Music has proven an unavoidable outlet of African-American culture. For Fils-Aimé, music is therapeutic. “This is true whether you listen to music or play it,” she says. “When you spend night after night, especially as a teen, listening to albums you’re obsessed with, that’s one thing. But it’s important to understand that the concept of mental illness and therapy doesn’t exist in many languages. Mental illness doesn’t exist in Creole. You aren’t depressed, you’re tired.” That’s how, according to her, music becomes unifying; because it fundamentally says that you’re not alone. “There’s part of that in me,” she says. “It comes from the music, this desire to find your therapy, to create it. You finally feel as if you are contributing to the process.”

“People think you need to be a singer with a guitar to have any kind of success. The more artists leave the country to play that music, the less people here have access to it.”

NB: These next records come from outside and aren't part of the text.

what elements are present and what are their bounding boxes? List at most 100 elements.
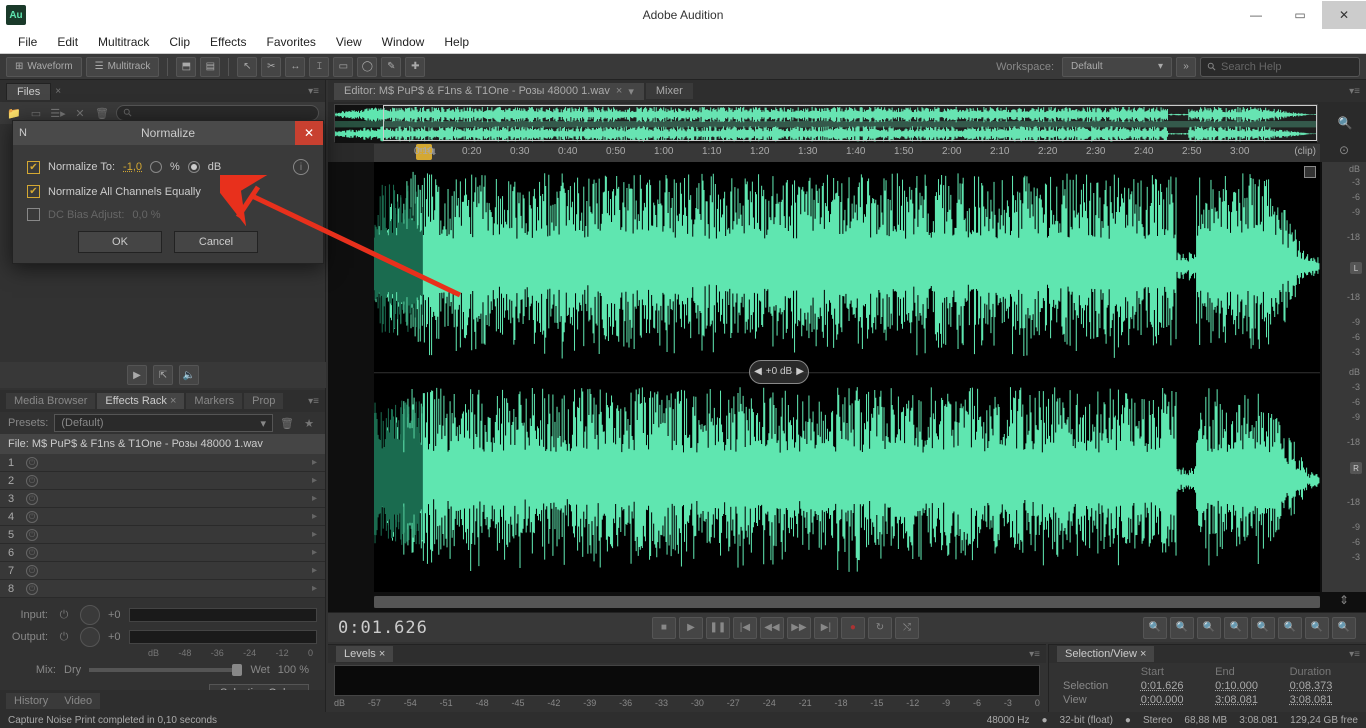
- lasso-tool-icon[interactable]: ◯: [357, 57, 377, 77]
- view-end-value[interactable]: 3:08.081: [1209, 693, 1283, 707]
- effects-rack-tab[interactable]: Effects Rack ×: [97, 393, 184, 409]
- close-icon[interactable]: ×: [616, 85, 622, 97]
- zoom-out-vertical-icon[interactable]: 🔍: [1251, 617, 1275, 639]
- close-icon[interactable]: ×: [379, 648, 385, 660]
- window-minimize-button[interactable]: —: [1234, 1, 1278, 29]
- skip-selection-button[interactable]: ⤭: [895, 617, 919, 639]
- properties-tab[interactable]: Prop: [244, 393, 283, 409]
- ok-button[interactable]: OK: [78, 231, 162, 253]
- window-maximize-button[interactable]: ▭: [1278, 1, 1322, 29]
- skip-end-button[interactable]: ▶|: [814, 617, 838, 639]
- play-button[interactable]: ▶: [679, 617, 703, 639]
- unit-percent-radio[interactable]: [150, 161, 162, 173]
- effect-slot-4[interactable]: 4⏻▸: [0, 508, 325, 526]
- effect-slot-2[interactable]: 2⏻▸: [0, 472, 325, 490]
- history-tab[interactable]: History: [6, 693, 56, 709]
- output-power-icon[interactable]: ⏻: [56, 629, 72, 645]
- editor-file-tab[interactable]: Editor: M$ PuP$ & F1ns & T1One - Розы 48…: [334, 83, 644, 100]
- zoom-out-horizontal-icon[interactable]: 🔍: [1170, 617, 1194, 639]
- menu-multitrack[interactable]: Multitrack: [88, 33, 159, 51]
- loop-button[interactable]: ↻: [868, 617, 892, 639]
- hud-toggle-icon[interactable]: ▤: [200, 57, 220, 77]
- selection-start-value[interactable]: 0:01.626: [1135, 679, 1209, 693]
- unit-db-radio[interactable]: [188, 161, 200, 173]
- power-icon[interactable]: ⏻: [26, 565, 38, 577]
- record-file-icon[interactable]: ▭: [28, 105, 44, 121]
- open-file-icon[interactable]: 📁: [6, 105, 22, 121]
- levels-tab[interactable]: Levels ×: [336, 646, 393, 662]
- mix-slider[interactable]: [89, 668, 242, 672]
- power-icon[interactable]: ⏻: [26, 475, 38, 487]
- spectral-pitch-toggle-icon[interactable]: ⬒: [176, 57, 196, 77]
- channel-options-icon[interactable]: [1304, 166, 1316, 178]
- zoom-reset-icon[interactable]: 🔍: [1197, 617, 1221, 639]
- zoom-in-horizontal-icon[interactable]: 🔍: [1143, 617, 1167, 639]
- timecode-display[interactable]: 0:01.626: [338, 618, 428, 638]
- selection-end-value[interactable]: 0:10.000: [1209, 679, 1283, 693]
- effect-slot-1[interactable]: 1⏻▸: [0, 454, 325, 472]
- navigator-icon[interactable]: ⊙: [1334, 140, 1354, 160]
- rewind-button[interactable]: ◀◀: [760, 617, 784, 639]
- markers-tab[interactable]: Markers: [186, 393, 242, 409]
- effect-slot-8[interactable]: 8⏻▸: [0, 580, 325, 598]
- zoom-overview-icon[interactable]: 🔍: [1335, 113, 1355, 133]
- insert-multitrack-icon[interactable]: ☰▸: [50, 105, 66, 121]
- power-icon[interactable]: ⏻: [26, 493, 38, 505]
- video-tab[interactable]: Video: [56, 693, 100, 709]
- delete-preset-icon[interactable]: 🗑: [279, 415, 295, 431]
- time-ruler[interactable]: hms ⬇ 0:100:200:300:400:501:001:101:201:…: [374, 144, 1320, 164]
- effect-slot-3[interactable]: 3⏻▸: [0, 490, 325, 508]
- menu-help[interactable]: Help: [434, 33, 479, 51]
- preview-autoplay-button[interactable]: 🔈: [179, 365, 199, 385]
- power-icon[interactable]: ⏻: [26, 457, 38, 469]
- normalize-to-value[interactable]: -1,0: [123, 161, 142, 173]
- view-duration-value[interactable]: 3:08.081: [1284, 693, 1358, 707]
- pause-button[interactable]: ❚❚: [706, 617, 730, 639]
- effect-slot-5[interactable]: 5⏻▸: [0, 526, 325, 544]
- menu-effects[interactable]: Effects: [200, 33, 256, 51]
- workspace-menu-icon[interactable]: »: [1176, 57, 1196, 77]
- menu-view[interactable]: View: [326, 33, 372, 51]
- move-tool-icon[interactable]: ↖: [237, 57, 257, 77]
- normalize-to-checkbox[interactable]: ✔: [27, 161, 40, 174]
- marquee-tool-icon[interactable]: ▭: [333, 57, 353, 77]
- skip-start-button[interactable]: |◀: [733, 617, 757, 639]
- multitrack-mode-button[interactable]: ☰Multitrack: [86, 57, 160, 77]
- volume-envelope-handle[interactable]: ◀+0 dB▶: [749, 360, 809, 384]
- razor-tool-icon[interactable]: ✂: [261, 57, 281, 77]
- input-power-icon[interactable]: ⏻: [56, 607, 72, 623]
- brush-tool-icon[interactable]: ✎: [381, 57, 401, 77]
- cancel-button[interactable]: Cancel: [174, 231, 258, 253]
- files-tab-close-icon[interactable]: ×: [55, 86, 61, 97]
- zoom-selection-out-icon[interactable]: 🔍: [1305, 617, 1329, 639]
- menu-window[interactable]: Window: [372, 33, 435, 51]
- scrollbar-thumb[interactable]: [374, 596, 1320, 608]
- panel-menu-icon[interactable]: ▾≡: [1349, 649, 1360, 660]
- files-tab[interactable]: Files: [6, 83, 51, 100]
- trash-icon[interactable]: 🗑: [94, 105, 110, 121]
- time-select-tool-icon[interactable]: 𝙸: [309, 57, 329, 77]
- vertical-zoom-icon[interactable]: ⇕: [1334, 590, 1354, 610]
- power-icon[interactable]: ⏻: [26, 511, 38, 523]
- close-icon[interactable]: ×: [1140, 648, 1146, 660]
- menu-clip[interactable]: Clip: [159, 33, 200, 51]
- effect-slot-6[interactable]: 6⏻▸: [0, 544, 325, 562]
- stop-button[interactable]: ■: [652, 617, 676, 639]
- panel-menu-icon[interactable]: ▾≡: [1349, 86, 1360, 97]
- all-channels-checkbox[interactable]: ✔: [27, 185, 40, 198]
- overview-waveform[interactable]: 🔍: [334, 104, 1318, 142]
- forward-button[interactable]: ▶▶: [787, 617, 811, 639]
- waveform-container[interactable]: ◀+0 dB▶: [374, 162, 1320, 592]
- slip-tool-icon[interactable]: ↔: [285, 57, 305, 77]
- menu-file[interactable]: File: [8, 33, 47, 51]
- panel-menu-icon[interactable]: ▾≡: [308, 86, 319, 97]
- selection-duration-value[interactable]: 0:08.373: [1284, 679, 1358, 693]
- record-button[interactable]: ●: [841, 617, 865, 639]
- view-start-value[interactable]: 0:00.000: [1135, 693, 1209, 707]
- zoom-selection-in-icon[interactable]: 🔍: [1278, 617, 1302, 639]
- zoom-full-icon[interactable]: 🔍: [1332, 617, 1356, 639]
- selection-view-tab[interactable]: Selection/View ×: [1057, 646, 1154, 662]
- info-icon[interactable]: i: [293, 159, 309, 175]
- input-gain-knob[interactable]: [80, 605, 100, 625]
- preview-play-button[interactable]: ▶: [127, 365, 147, 385]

“Let’s destroy the concept of world music,” hisses Fils-Aimé when we touch on that totally unjustified category, that’s crept into our everyday vocabulary. “I don’t even know where it came, from or why it exists. To me, it exemplifies a desire to integrate people by creating a niche, an isolated space where we can point our fingers at them and say the’re different. Underscoring the cultural background of people is putting them in a box. And that box is a huge one containing the world,” she says.

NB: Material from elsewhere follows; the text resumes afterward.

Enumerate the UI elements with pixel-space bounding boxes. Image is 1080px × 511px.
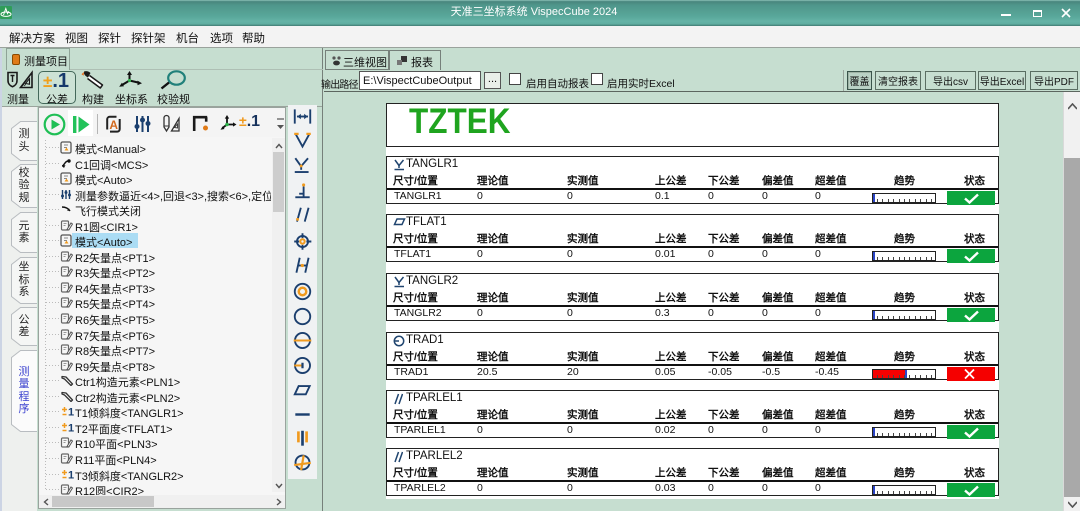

The soulful Fils-Aimé doesn’t need any excuse to get onstage, but she does believe her genre of music tends to want to export itself and leave. “This music doesn’t know if it has a place here,” she says. “There’s a system in place where people think you need to be a singer with a guitar to have any kind of success. The more artists leave the country to play that music, the less people here have access to it, and the cycle begins again.”

Raised Fist

Revolt, revolution, and changing minds are ever-present in Dominique Fils-Aimé’s mind and voice. “I dream of true change, she says. “That we literally retire the concept of violence. I want us to re-think the women’s jails system, I want us to find all the First Nations women who’ve disappeared, that we integrate First Nations in our daily lives, as well as black women in feminist movements.” All of those desires aim to ensure the safety and well-being of the ones who come after us. “It’s important for the next generation to know that we care,” she says. “It’s our duty to bring back revolutionary discourse to the present time.”

Musically, Stay Tuned! is emblematic of the artist’s value, diversity being nothing short of a duty: “I invited Elli Miller Maboungou on percussion, and Hichem Khalfa on trumpet,” she says. “But above all, after spending all of my time complaining on Nameless, I wanted to take control again,” she remembers, laughing. “I integrate women more. Salin Cheewapansri, on drums, is the heartbeat that I wanted. I wanted my album to beat to the rhythm of a woman’s heart.”

Fils-Aimé believes the solution is within u,s and that our will to integrate as much variety as possible in our music will necessarily translate into more diversity in our society. “Music is a metaphor for life,” she believes. “By focusing on what unites us, our passion for music, we’ll discover that we see things the same way. We all have a change to contribute.”